Wang Jianfei
Suzhou Chien-Shiung Institute of Technology, Taicang, 215411, China.
Heliyon. 2024 Apr 19;10(9):e29966. doi: 10.1016/j.heliyon.2024.e29966. eCollection 2024 May 15.
The classification of garbage types is an important issue in today's world, and its proper implementation can contribute to environmental conservation and improved efficiency of recycling processes. Unfortunately, the classification of garbage types is currently predominantly performed through human supervision, which leads to high errors and environmental risks. It is crucial to automate this procedure utilizing machine vision methods as a result. This research proposes a revolutionary deep learning-based strategy for classifying domestic waste. The suggested method uses deep learning methods to extract information from images. The Capuchin Search Algorithm (CapSA) is used to improve the hyperparameters of the convolutional neural network (CNN) used as the feature extraction model. Furthermore, for categorizing the retrieved features from the CNN model, a hybrid learning model based on Error-Correcting Output Codes (ECOC) and Artificial Neural Networks (ANN) is used. The classification accuracy may be successfully increased by using this hybrid model, and the benefit becomes more pronounced as the number of target categories rises. The TrashNet and HGCD databases were used to assess the suggested method's effectiveness, and its results in waste type detection were contrasted with those of earlier techniques. Based on the study findings, the suggested approach can identify trash types with an accuracy of 98.81 % and 99.01 % on the TrashNet and HGCD databases, respectively. This is at least a 1.46 % improvement over earlier approaches. The study's conclusions validate that the suggested strategy may be used in real-world scenarios and show how successful the approaches used in it are.

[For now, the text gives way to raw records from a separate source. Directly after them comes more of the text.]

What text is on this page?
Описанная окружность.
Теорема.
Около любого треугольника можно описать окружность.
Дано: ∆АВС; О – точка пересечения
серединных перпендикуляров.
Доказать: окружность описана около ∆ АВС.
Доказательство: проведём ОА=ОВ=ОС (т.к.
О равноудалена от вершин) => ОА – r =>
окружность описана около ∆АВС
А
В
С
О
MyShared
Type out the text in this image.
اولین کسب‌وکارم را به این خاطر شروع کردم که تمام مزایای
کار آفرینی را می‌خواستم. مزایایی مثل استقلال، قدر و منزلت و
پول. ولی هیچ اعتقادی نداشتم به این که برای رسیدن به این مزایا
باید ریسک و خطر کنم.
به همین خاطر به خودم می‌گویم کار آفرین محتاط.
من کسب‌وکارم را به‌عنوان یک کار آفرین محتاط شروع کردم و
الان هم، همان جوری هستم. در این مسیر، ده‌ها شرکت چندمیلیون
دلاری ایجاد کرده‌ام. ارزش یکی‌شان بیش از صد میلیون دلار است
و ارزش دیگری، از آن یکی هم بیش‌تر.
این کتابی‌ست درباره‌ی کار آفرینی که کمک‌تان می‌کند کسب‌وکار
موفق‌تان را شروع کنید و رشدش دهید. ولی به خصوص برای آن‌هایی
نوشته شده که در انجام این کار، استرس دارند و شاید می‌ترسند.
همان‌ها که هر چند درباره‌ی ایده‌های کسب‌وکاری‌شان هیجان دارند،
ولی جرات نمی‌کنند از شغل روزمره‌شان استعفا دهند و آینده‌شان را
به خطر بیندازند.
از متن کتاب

垃圾类型分类是当今世界的一个重要问题,其正确实施有助于环境保护和提高回收过程的效率。不幸的是,目前垃圾类型分类主要通过人工监督进行,这导致了高误差和环境风险。因此,利用机器视觉方法实现这一过程的自动化至关重要。本研究提出了一种基于深度学习的革命性策略来对生活垃圾进行分类。所建议的方法使用深度学习方法从图像中提取信息。卷尾猴搜索算法(CapSA)用于优化作为特征提取模型的卷积神经网络(CNN)的超参数。此外,为了对从CNN模型检索到的特征进行分类,使用了一种基于纠错输出码(ECOC)和人工神经网络(ANN)的混合学习模型。使用这种混合模型可以成功提高分类准确率,并且随着目标类别数量的增加,这种优势会更加明显。使用TrashNet和HGCD数据库评估所建议方法的有效性,并将其在垃圾类型检测方面的结果与早期技术的结果进行对比。根据研究结果,所建议的方法在TrashNet和HGCD数据库上分别能够以98.81%和99.01%的准确率识别垃圾类型。这比早期方法至少提高了1.46%。该研究的结论验证了所建议的策略可以应用于实际场景,并展示了其中所使用方法的成功之处。